Digital Archive & Research Platform for Music Theater Mobility Studies
Current Phase: Production-Ready Prototype
✅ Archive data migrated, validated, and exported as RiC-O conformant JSON-LD (436 records) ✅ Intelligent data pipeline with real archive signatures ✅ Complete visualization system with interactive features ✅ Modular CSS architecture with design tokens ✅ ES6 module-based JavaScript architecture ✅ Export functionality (SVG, PNG, CSV) ✅ Vite build system configured ✅ ESLint code quality enforcement
M³GIM (Mapping Mobile Musicians - Mobilität und Musiktheaterwissen im Graz der Nachkriegszeit am Beispiel der Sängerin Ira Malaniuk) is a digital humanities research project investigating transnational knowledge transfer in postwar music theater (1945-1969) through the lens of Ukrainian-Austrian mezzo-soprano Ira Malaniuk (1919-2009).
Project Team:
- Project Lead: Univ.-Prof.in Dr.in Nicole K. Strohmann (KUG Graz)
- Technical Implementation: Dr. Christopher Pollin (Digital Humanities Craft OG)

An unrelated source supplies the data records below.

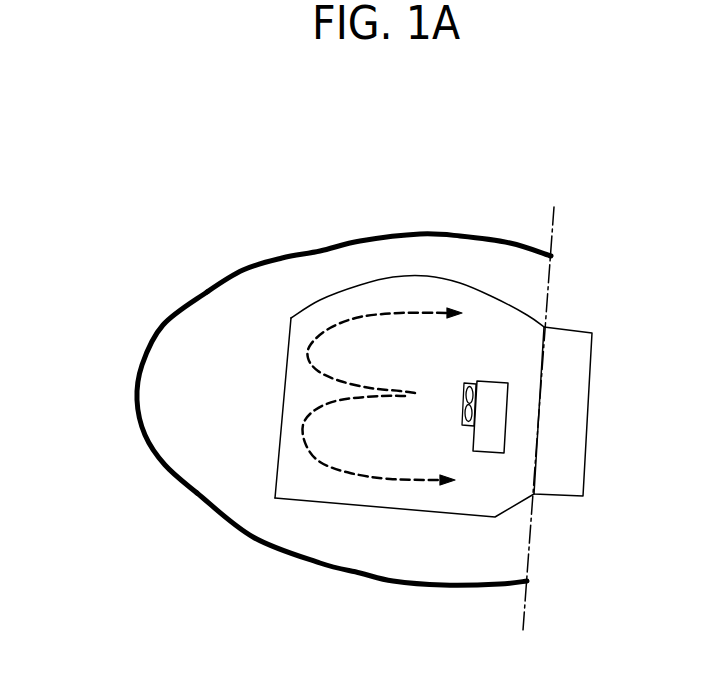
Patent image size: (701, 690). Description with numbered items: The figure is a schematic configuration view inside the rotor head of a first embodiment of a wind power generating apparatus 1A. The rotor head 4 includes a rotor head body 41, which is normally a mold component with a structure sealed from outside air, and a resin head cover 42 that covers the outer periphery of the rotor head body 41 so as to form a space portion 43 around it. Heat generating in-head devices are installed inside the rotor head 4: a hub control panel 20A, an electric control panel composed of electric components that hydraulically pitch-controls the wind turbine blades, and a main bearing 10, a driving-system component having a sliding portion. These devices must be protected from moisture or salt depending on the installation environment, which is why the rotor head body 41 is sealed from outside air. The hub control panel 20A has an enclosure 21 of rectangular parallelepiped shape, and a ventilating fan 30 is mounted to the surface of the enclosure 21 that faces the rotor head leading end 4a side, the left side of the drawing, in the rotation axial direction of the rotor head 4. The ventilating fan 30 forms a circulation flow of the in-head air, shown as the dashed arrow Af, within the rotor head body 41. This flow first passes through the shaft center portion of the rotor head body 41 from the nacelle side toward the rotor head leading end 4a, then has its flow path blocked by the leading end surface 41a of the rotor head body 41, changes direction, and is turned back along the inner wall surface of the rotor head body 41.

The wind power generating apparatus 1A is at (458, 160).
The rotor head 4 is at (197, 492).
The rotor head leading end 4a is at (137, 379).
The head cover 42 is at (282, 257).
The space portion 43 is at (388, 552).
The rotor head body 41 is at (389, 277).
The leading end surface 41a is at (285, 395).
The main bearing 10 is at (580, 330).
The hub control panel 20A is at (497, 381).
The enclosure 21 is at (483, 454).
The ventilating fan 30 is at (463, 412).
The circulation flow of in-head air Af is at (328, 368).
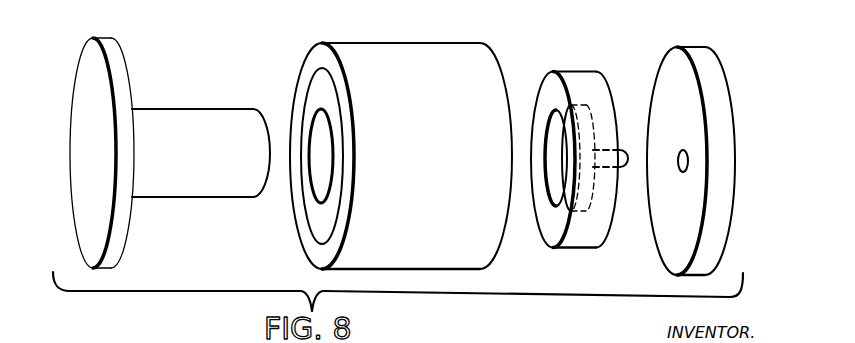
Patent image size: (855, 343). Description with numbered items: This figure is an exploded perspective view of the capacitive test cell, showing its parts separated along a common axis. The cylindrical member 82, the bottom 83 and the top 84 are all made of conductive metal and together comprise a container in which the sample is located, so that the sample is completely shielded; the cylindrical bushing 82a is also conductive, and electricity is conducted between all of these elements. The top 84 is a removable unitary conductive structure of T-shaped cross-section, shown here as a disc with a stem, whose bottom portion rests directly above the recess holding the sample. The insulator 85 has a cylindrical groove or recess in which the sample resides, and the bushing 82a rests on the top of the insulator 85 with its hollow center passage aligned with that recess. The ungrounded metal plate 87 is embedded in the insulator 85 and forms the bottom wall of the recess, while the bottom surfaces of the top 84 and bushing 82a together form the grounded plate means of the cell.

The cylindrical member 82 is at (443, 52).
The cylindrical bushing 82a is at (322, 92).
The bottom 83 is at (693, 68).
The top 84 is at (147, 102).
The insulator 85 is at (582, 76).
The ungrounded metal plate 87 is at (568, 202).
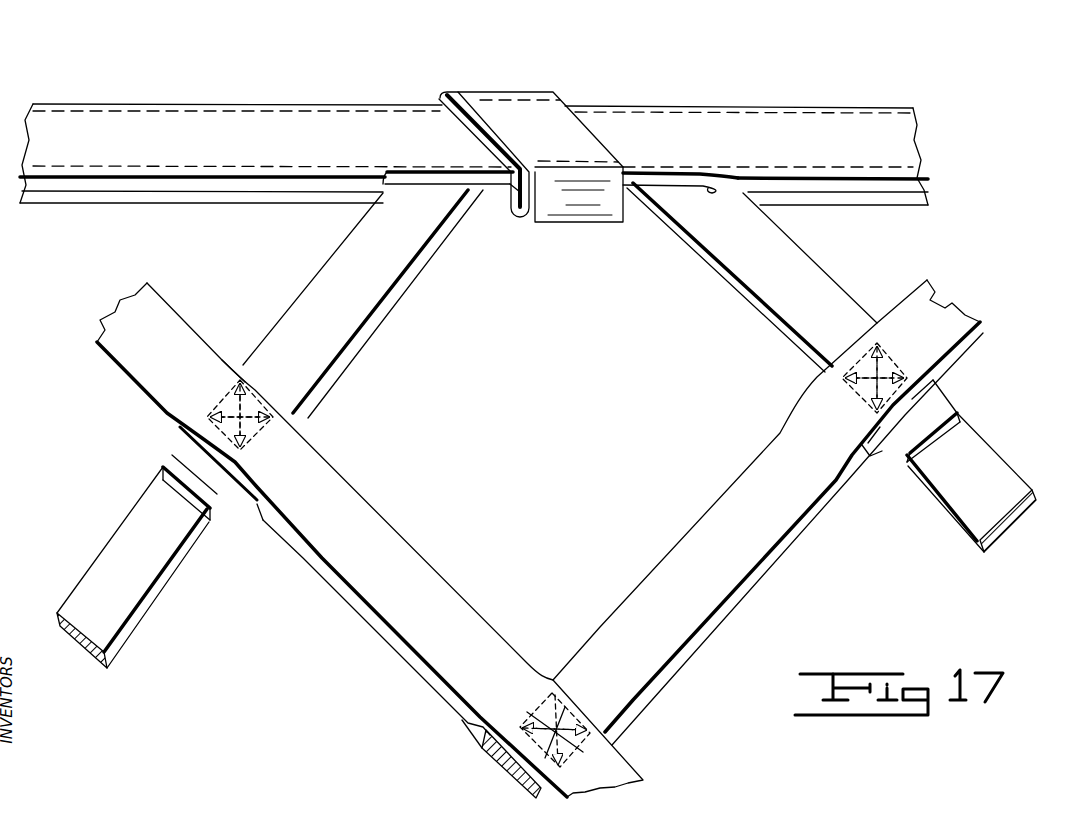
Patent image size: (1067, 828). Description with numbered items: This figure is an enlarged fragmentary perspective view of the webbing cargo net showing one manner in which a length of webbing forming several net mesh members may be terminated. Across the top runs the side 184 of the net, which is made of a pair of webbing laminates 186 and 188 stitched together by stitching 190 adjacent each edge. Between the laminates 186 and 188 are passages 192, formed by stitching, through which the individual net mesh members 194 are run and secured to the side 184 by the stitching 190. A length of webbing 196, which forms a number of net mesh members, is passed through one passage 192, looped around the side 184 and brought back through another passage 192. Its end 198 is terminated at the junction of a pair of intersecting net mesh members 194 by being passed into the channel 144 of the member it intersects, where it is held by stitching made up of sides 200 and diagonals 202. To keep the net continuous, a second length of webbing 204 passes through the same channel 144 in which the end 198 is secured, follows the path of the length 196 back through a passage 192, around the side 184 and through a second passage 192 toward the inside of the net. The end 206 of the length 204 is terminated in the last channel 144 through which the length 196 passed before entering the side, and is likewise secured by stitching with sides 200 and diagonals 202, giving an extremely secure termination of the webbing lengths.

The side 184 is at (829, 101).
The webbing laminate 186 is at (927, 184).
The webbing laminate 188 is at (912, 205).
The stitching 190 is at (904, 106).
The passage 192 is at (386, 176).
The net mesh member 194 is at (452, 600).
The length of webbing 196 is at (370, 335).
The end 198 is at (957, 410).
The stitching sides 200 is at (262, 408).
The stitching diagonals 202 is at (250, 392).
The length of webbing 204 is at (993, 466).
The end 206 is at (165, 460).
The channel 144 is at (262, 503).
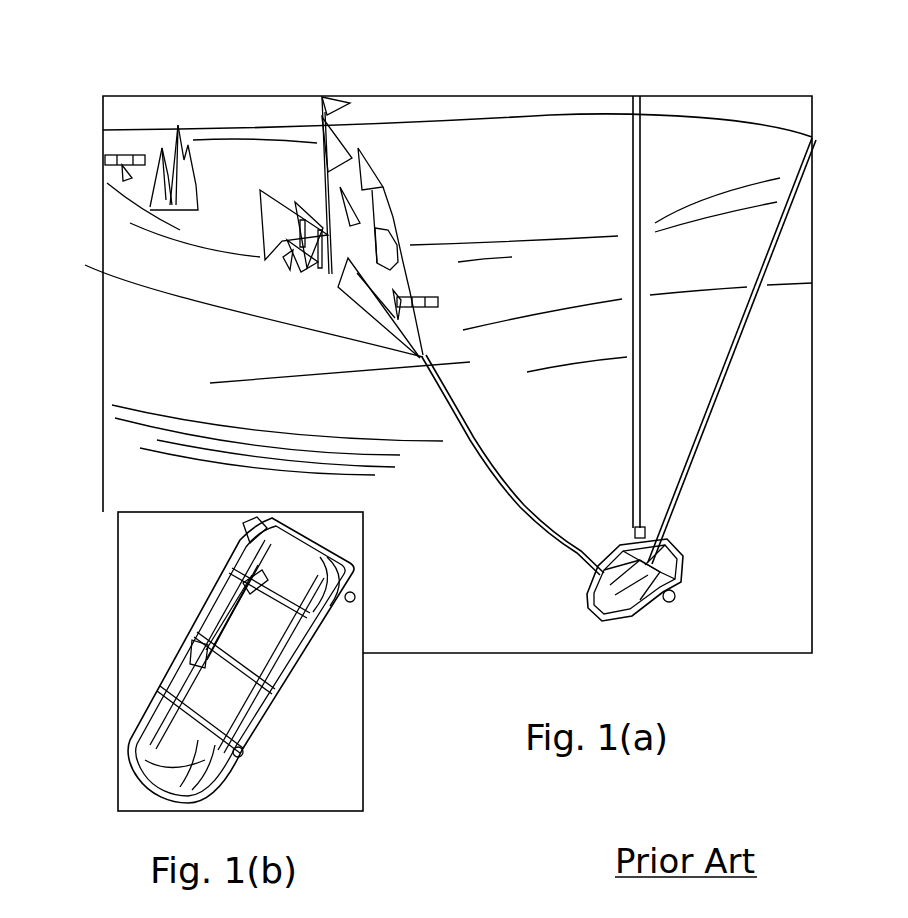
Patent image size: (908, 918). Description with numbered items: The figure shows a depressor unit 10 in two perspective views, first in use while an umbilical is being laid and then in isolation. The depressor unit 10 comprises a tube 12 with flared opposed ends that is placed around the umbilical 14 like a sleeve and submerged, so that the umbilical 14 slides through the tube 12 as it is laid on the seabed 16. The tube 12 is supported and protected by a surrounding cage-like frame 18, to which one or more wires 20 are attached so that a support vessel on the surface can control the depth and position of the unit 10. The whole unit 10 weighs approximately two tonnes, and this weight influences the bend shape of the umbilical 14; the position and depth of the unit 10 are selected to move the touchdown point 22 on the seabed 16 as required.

In FIG. 1A, the depressor unit 10 is at (680, 612).
In FIG. 1B, the depressor unit 10 is at (206, 664).
In FIG. 1B, the tube 12 is at (155, 755).
In FIG. 1A, the umbilical 14 is at (760, 330).
In FIG. 1A, the seabed 16 is at (748, 535).
In FIG. 1B, the cage-like frame 18 is at (233, 578).
In FIG. 1A, the wires 20 is at (640, 170).
In FIG. 1A, the touchdown point 22 is at (323, 412).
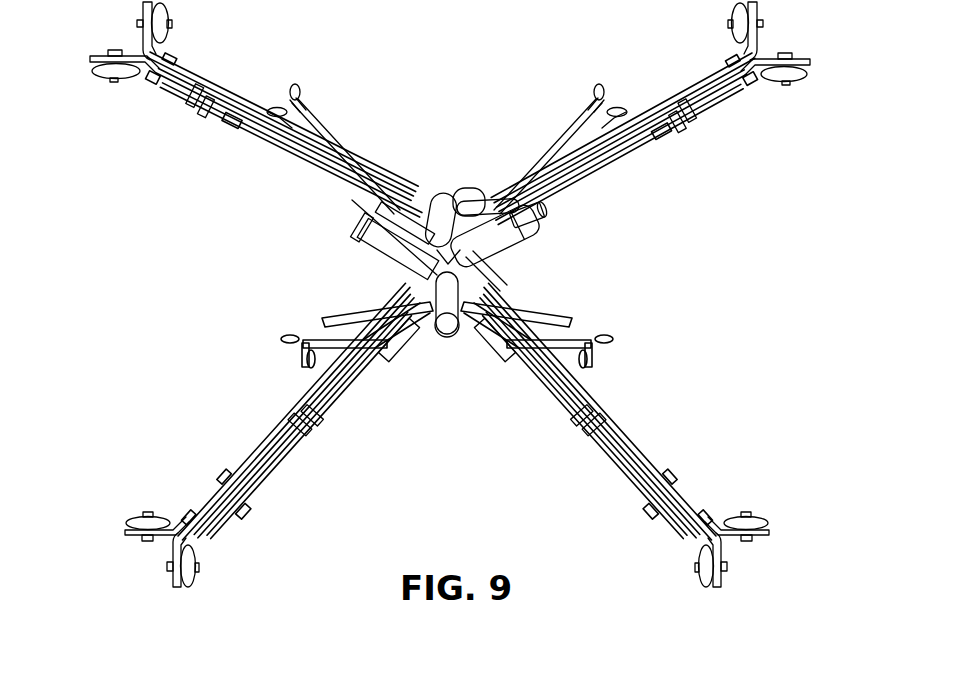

Duration: 01.01.2026 - 31.12.2026 (Phase 1: Feasibility Study)
data/archive-export/ → migrate.py → data/processed/
(Original Excel) (Normalized Excel)
↓
validate.py
↓
data/reports/
(Validation Report)
↓
create-ric-json.py
↓
┌────────────data/export/m3gim.jsonld
│ (436 archive records)
│ ↓
│ build-views.py
│ ↓
│ data/views/
│ ├── partitur.json (7.5KB)
│ ├── matrix.json (3.1KB)
│ ├── kosmos.json (4.9KB)
│ └── sankey.json (2.8KB)
│ ↓
└──────────→ docs/data/
(Production data)
The build-views.py script generates optimized JSON files for each visualization:
- Weighted Intensities: Document types weighted (Letter=3, Program/Poster=2, Photo=1)
- Role Extraction: Automatic detection of opera roles (Brangäne, Amneris, etc.)
- Geographic Context: Location tracking per work (Bayreuth, München, Wien)
- Real Signatures: All data references actual archive signatures
| Category | Count |
|---|---|
| Objects (Hauptbestand, Plakate, Tonträger) | 208 |
| Photographs | 228 |
| Total Records | 436 |
Generated reports from archive analysis:
data/reports/archive-analysis.md: Top 20 persons, works, locationsdata/reports/signature-index.md: Detailed signature referencedata/reports/ZUSAMMENFASSUNG.md: Data enrichment recommendations
Best documented periods:
- 1950-1954: 68 documents
- 1995-1999: 58 documents
- 1955-1959: 49 documents
Interactive timeline showing all biographical dimensions simultaneously:
- 7 life phases from childhood (1919) to retirement (2009)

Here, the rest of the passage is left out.